Additionally, high yield corporate earnings remain incredibly weak, with yoy earnings growth negative for the first time since the recession (even ex: commodities EBITDA growth is only slightly positive). Leverage is at all-time highs (again, even ex- commodities) and the High Yield index is more globally exposed than it has ever been (35% of the market generates 45% of its revenue from outside of the United States, and that doesn’t include Energy, which is globally exposed despite not realizing significant direct sales abroad).
Not only are earnings weak, but there has been next to no capex investment, debt issuance has been massive, and buybacks and dividends have driven equity valuations as CEOs and CFOs, afraid to invest in organic growth, have chosen to buy growth instead. And as a result, recovery rates are 10-15ppt below historical norms and defaults and downgrades are creeping into the market. Although we understand many will say its just commodities, is it really? What started as coal weakness 18 months ago became coal and energy weakness. But it wasn’t really just the commodity sectors, as retail was also already weak. Now it’s the commodity sectors, retail and wireline (but definitely not all of telecom). The situation almost seems unbelieveable, as everything that seems to go wrong is explained as being isolated (AMD, well, of course semiconductors are in a secular decline) and treated as a surprise (Sprint).
In our view, the makings are there for a risk off environment for some time to come. For non-commodity spreads to be 400bp tighter than in 2011 makes little sense to us. Replace Greece for a much bigger problem: China. Replace Washington dysfunction and debt downgrade with uncertainty about monetary policy and EM weakness (though we may see Washington dysfunction very soon between this fall’s budget talks and the presidential race looming). Replace US QE with European QE. Additionally, replace strong earnings growth and margin expansion in 2011 with no earnings growth, a stronger dollar, and higher leverage today. Replace decent liquidity back then with poor liquidity now. And replace the fears of a double dip recession with the potential for fears of a global recession. Though this last point has yet to play out, we think it’s only a matter of time before investors begin to feel as bearish as we do.
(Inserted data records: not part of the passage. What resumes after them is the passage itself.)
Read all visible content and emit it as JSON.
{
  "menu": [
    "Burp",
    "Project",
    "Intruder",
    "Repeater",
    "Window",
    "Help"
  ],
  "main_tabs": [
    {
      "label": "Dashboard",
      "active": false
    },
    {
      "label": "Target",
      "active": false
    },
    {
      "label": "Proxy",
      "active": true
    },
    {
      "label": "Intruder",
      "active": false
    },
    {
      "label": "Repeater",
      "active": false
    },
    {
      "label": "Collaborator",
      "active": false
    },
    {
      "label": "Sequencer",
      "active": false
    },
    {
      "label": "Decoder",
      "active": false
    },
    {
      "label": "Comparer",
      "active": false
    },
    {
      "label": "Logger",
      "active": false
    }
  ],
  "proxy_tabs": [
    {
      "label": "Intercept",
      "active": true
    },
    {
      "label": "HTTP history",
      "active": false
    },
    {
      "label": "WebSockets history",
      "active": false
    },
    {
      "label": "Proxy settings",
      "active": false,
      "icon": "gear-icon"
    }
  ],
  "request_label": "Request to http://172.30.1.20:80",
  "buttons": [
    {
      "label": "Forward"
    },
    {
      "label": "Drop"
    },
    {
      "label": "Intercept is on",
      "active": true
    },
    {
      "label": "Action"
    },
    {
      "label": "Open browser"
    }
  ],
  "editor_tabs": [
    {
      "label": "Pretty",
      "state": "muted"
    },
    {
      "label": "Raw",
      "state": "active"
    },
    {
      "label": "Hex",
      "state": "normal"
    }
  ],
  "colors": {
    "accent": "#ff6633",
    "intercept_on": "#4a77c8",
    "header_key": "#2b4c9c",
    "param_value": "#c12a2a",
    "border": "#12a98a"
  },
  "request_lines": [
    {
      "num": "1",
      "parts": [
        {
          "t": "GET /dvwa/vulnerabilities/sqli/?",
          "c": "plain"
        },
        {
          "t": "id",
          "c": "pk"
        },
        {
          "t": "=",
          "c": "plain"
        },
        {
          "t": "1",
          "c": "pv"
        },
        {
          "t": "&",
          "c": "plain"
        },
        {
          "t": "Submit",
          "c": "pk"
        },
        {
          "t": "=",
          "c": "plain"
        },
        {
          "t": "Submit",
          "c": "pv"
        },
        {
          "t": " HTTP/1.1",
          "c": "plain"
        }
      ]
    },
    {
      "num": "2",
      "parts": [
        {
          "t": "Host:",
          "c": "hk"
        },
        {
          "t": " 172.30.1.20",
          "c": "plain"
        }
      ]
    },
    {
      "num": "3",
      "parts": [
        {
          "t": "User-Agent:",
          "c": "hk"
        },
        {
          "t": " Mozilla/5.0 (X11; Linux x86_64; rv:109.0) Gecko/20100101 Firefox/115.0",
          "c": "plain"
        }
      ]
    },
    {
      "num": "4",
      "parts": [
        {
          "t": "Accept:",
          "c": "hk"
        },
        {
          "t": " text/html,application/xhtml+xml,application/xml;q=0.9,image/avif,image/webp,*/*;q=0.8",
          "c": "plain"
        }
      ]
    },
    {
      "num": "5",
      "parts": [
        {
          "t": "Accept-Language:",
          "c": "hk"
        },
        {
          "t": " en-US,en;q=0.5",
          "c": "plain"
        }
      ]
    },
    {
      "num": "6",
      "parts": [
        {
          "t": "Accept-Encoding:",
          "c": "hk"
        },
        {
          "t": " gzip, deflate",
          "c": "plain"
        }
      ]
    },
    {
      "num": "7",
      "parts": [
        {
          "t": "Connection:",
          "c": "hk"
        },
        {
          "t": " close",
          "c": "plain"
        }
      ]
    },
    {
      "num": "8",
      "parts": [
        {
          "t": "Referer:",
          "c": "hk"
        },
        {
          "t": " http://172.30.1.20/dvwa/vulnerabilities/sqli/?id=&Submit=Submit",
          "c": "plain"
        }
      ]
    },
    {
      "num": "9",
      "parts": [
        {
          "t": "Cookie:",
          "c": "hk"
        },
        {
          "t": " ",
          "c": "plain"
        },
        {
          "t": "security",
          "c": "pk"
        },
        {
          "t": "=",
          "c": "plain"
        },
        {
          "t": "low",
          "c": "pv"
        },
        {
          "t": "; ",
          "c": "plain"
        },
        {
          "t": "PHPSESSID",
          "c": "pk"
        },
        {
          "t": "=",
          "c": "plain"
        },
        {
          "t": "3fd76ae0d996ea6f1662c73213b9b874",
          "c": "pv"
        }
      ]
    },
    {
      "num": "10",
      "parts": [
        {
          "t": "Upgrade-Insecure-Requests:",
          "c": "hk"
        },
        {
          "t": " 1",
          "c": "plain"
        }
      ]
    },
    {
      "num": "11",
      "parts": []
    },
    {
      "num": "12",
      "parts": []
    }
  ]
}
The Fed had an opportunity today to hike rates and begin to build a cushion should the global slowdown be so severe it can’t be ignored. Instead, they chose to wait. In our view, this has left them in a predicament as now the rumbles of never being able to increase rates will become even more exaggerated, and when they ultimately do, we think it will be more painful than if they had gone today. We expect as a consequence for there to be more market volatility, more uncertainty around the Fed’s motives and belief in the economy, and therefore more downside risk. Most importantly, however, the acknowledgment of weakness only bolsters our view that we are in the midst of the beginning of the end of this credit cycle, and we warn investors to tread carefully not try to be a hero into year end.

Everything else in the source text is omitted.